Oxford University's admissions system is arbitrary, unfair, unjust and ought to be radically overhauled, Professor Alan Ryan, the Warden of New College, Oxford, said yesterday.
He said applicants should take psychometric tests to identify those likely to flourish, and colleges should lose the right to decide who should be admitted or rejected. One problem was that tutors differed so much in what they were looking for that a candidate's chances of being accepted varied considerably from one college to another, Professor Ryan said.
"This matters less in subjects such as maths, where - not very surprisingly - the Oxford intake looks exactly like the intake of other top universities, and matters more in subjects like English and history, where it looks very different," he said. "As a matter of justice, applicants in a given subject ought to face the same standards across the university and it is obvious that in many subjects they don't."
Another "obvious injustice" was that the numbers applying to any given college in any given discipline differed dramatically from year to year. "It seems unfair that the amount of competition a candidate faces should vary so arbitrarily with the accident of which college she or he has put down as a first choice," he said. The system of placing rejected candidates into a pool for other colleges to pick up was merely palliative. The real problem was that there was "too little predictability about what candidates must do to get admitted". Professor Ryan argued in the Oxford Magazine that one part of the solution was to introduce psychometric testing to help differentiate between candidates who would nearly all have a minimum of three grade As at A-level and A*s and As at GCSE.
The tests, which are widely used by employers, would help to identify such qualities as energy, ambition and self-reliance, which marked the difference between those who flourished at Oxford and those who did not. Responsibility for admitting students to the university should then be handed over to a central panel of "admitters", who would "tick off" GCSEs, school reports, test results and other available written work.
Once admitted, students would choose which college they wanted to go to and tutors would decide which of the admitted students they wished to teach.

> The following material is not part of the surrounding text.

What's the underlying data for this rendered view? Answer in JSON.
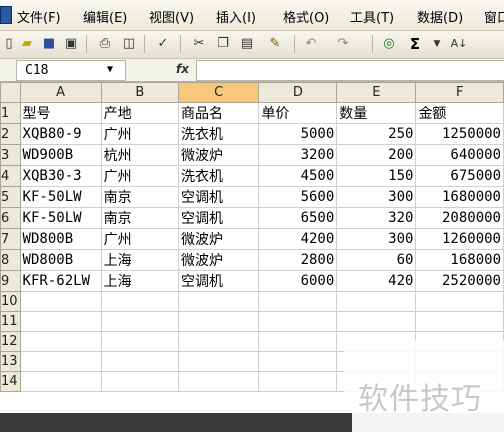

Professor Ryan said: "It would be extremely unlikely that any student would be thought admissible by a panel and unacceptable by every single college." He said the result would be a vastly better system than that operated by Harvard or Princeton, where he was previously Professor of politics.
A psychometric test that identifies "fluid intelligence" and is not affected by pupils' home background or by how well they were taught has been tried successfully on 150 Oxford applicants.
The test was devised by Dr Jane Mellanby, of the university's department of experimental psychology, to counter the charge that Oxford was biased against state school pupils. It was taken voluntarily by the sixth-formers under examination conditions with the assurance that the results would not contribute to the success or otherwise of their applications.
First, they had to answer five questions on a short passage about the Green revolution which contained any "fairly simple" graph. Condensed from an article in Nature, it was chosen because it "related to the sort of problem of which intelligent sixth-formers in any subject would be aware and it did not favour science over arts graduates". The first question asked the candidates to describe the graph, while the four others were designed to test their ability to think beyond the data they had been given.
Next, they tackled a questionnaire containing 30 statements that they had to say were "very unlike me" or "very like me" on a scale of 1 to 10. This was designed to identify their "learning style" - deep learning, which maximises understanding and is related to long-term professional success, or surface learning, which is a form of rote learning and is not associated with long-term success.
Dr Mellanby said the most important finding was that the scores on the Nature part of the test were similar for candidates from state and independent schools even though their GCSE results differed significantly. "Our test therefore seems to rely less on the knowledge base that independent schools are more practised at teaching than state schools, and therefore it may be more culture-free," she said.
The second finding was that pupils who did well on the Nature questions also had high scores for "deep learning". That suggested the two parts of the test were an accurate indicator of the "fluid intelligence" - or novel problem-solving ability - that the university was seeking to identify. Dr Mellanby said the findings of the trial, which was funded by Peter Lampl's Sutton Trust, justified a larger study and pointed to a new and far more accurate method by which to select undergraduates.